A while back a few work mates decided to go watch the F1 Grand Prix. Armed with their over priced tickets they headed off to enjoy a day at the races. As a bonus a well known UK funky disco superstar was holding a free after race concert. Things looked set for an excellent day out.

Arriving at 2pm they queued to enter the race circuit. But prior to entry had to surrender all food and drinks. So that once inside they would have to join the queue of literally hundreds to get food and drink from the 2 lone F&B stands in the whole venue. After an age of queuing the start of the race drew close, so off to the stands. Pretty good seats, good view of some of the exciting turns the circuit has to offer.

With the race under way, the petty annoyances of earlier on start to fade with the excitement of watching the best drivers in the world battle for 1st place. But then in true sods law fashion the heavens open up. No worries they thought; we specifically got tickets under shelter, so the rain should make the race more exciting. Wrong, the roof over their heads started to leak like a sieve and the rain was so heavy the race had to be abandoned.

Great... so the whole reason they shelled out cash and travelled all that way was now washed away in the rain... Well at least the free concert was still going ahead. Might as well drown the sorrows of a washed out race at the beer tent. The only beer tent. The beer tent where you had to pay to enter and then pay again to buy a beer. Y-a-y...

The time of the concert was still hours away. Which was handy cos queueing to get served used up those hours nicely. In the distance they hear the concert staring to fire up. Time to make a move and get some front row seats. Or should I say front row stands, as it was standing room only.

As they approached the concert venue they realised there were just 2 entrances for the hundreds upon hundreds of people. Oh, wait, no. Make that 1 entrance, cos the other entrance was for VIPs. More queuing. And its starting to get dark, and the concert venue is outside. So all the bugs and mozzies are creeping out in the cool of the evening. All having a feast on the hundreds of blood donors standing about.

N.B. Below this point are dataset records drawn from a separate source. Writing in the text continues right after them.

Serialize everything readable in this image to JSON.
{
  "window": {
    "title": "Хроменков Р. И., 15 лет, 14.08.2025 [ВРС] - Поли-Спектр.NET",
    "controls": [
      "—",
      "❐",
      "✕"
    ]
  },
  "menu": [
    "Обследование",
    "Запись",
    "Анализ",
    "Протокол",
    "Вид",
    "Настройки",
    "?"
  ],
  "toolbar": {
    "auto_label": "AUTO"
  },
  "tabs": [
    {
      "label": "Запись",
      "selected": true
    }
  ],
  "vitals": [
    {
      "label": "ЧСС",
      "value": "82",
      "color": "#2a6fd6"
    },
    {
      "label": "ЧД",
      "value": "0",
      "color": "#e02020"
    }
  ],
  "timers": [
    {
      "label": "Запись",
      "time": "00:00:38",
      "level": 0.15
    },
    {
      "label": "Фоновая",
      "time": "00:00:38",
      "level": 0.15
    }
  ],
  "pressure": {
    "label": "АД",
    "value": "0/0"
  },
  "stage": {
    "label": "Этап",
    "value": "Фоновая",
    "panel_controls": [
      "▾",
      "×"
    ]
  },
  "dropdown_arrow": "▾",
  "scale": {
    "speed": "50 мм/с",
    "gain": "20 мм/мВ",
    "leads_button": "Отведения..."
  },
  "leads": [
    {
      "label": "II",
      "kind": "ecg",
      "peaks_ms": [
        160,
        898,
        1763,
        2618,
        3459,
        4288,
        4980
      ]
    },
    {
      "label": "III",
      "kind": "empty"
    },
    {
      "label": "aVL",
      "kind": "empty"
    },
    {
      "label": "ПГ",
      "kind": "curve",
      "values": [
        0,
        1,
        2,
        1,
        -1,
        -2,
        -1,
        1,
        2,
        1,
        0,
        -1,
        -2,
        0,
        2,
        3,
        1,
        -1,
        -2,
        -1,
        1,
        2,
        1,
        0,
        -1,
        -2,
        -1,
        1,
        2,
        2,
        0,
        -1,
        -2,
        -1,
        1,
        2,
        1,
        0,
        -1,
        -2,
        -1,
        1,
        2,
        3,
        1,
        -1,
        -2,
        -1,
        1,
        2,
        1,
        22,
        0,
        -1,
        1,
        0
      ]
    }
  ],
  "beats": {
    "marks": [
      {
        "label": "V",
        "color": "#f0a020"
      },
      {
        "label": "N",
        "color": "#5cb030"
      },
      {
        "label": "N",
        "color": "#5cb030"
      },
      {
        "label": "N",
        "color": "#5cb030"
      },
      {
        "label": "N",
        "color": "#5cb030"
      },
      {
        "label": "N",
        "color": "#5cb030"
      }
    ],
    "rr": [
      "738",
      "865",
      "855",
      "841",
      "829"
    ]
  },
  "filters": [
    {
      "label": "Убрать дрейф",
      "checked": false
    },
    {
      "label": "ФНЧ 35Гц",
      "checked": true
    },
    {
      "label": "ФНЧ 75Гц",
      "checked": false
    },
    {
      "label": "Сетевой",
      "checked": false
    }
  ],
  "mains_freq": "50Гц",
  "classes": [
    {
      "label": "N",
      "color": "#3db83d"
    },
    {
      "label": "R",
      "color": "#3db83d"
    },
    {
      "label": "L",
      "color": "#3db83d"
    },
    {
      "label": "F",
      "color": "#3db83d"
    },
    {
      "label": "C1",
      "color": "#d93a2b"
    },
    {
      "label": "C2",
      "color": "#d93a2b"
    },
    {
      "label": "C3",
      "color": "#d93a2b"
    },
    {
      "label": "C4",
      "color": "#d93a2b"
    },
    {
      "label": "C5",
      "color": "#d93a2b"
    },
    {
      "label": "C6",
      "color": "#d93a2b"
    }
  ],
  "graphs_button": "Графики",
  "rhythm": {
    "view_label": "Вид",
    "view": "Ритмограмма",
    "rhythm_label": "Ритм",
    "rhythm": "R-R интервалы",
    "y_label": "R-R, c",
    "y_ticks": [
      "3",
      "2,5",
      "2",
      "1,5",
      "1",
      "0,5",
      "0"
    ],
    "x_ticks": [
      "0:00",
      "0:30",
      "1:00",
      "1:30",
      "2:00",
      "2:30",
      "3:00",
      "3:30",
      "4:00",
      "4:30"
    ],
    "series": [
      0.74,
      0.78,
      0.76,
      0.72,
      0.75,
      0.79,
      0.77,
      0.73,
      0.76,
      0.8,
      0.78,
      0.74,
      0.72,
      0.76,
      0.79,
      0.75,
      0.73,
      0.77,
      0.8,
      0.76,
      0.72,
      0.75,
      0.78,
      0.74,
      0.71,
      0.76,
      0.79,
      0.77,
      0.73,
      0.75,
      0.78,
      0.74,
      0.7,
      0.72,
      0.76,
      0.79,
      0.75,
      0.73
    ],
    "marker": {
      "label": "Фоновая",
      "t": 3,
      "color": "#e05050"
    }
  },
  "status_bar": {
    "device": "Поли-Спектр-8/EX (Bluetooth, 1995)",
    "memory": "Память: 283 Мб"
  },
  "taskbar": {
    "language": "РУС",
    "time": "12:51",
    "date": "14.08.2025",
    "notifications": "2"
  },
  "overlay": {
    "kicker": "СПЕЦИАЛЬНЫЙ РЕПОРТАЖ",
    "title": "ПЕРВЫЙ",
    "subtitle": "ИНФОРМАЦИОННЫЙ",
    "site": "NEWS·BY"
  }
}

Once into the venue the tonnes of people have turned the rain soaked concert ground into an ankle deep swamp. A swamp with treacle thick mud to rival Glastonbury. Rubbish and lost flip flops adoring the swamp at regular intervals. Looking to the stage they see the warm up act jamming away. Some local group, the likes of which you'd more expect to see down ya local pub then as a warm up act to a world class artist. Enduring with the torture, they waited till at last the warm up band left. Only to be replaced by some DJ, scratching up and mixin them records like it was ya school disco. Again they endured till the DJ finally left the stage. Surely it must be the main attraction now? Nope just another local musical hack. Standing there,with tortured ears, semi soaked in the hot humid night air, ankle deep in mud, bitten silly by mozzies, hungry, thirsty and tired, the clock fast approaching 11pm. They finally had enough and call it a day.

As they made it out of the venue and moved to the car park they hear the announcement of the main attraction taking to the stage. At nearly 11:30pm, and a 1 hour drive ahead ,they could care less. All they want is a cool shower and a cosy bed.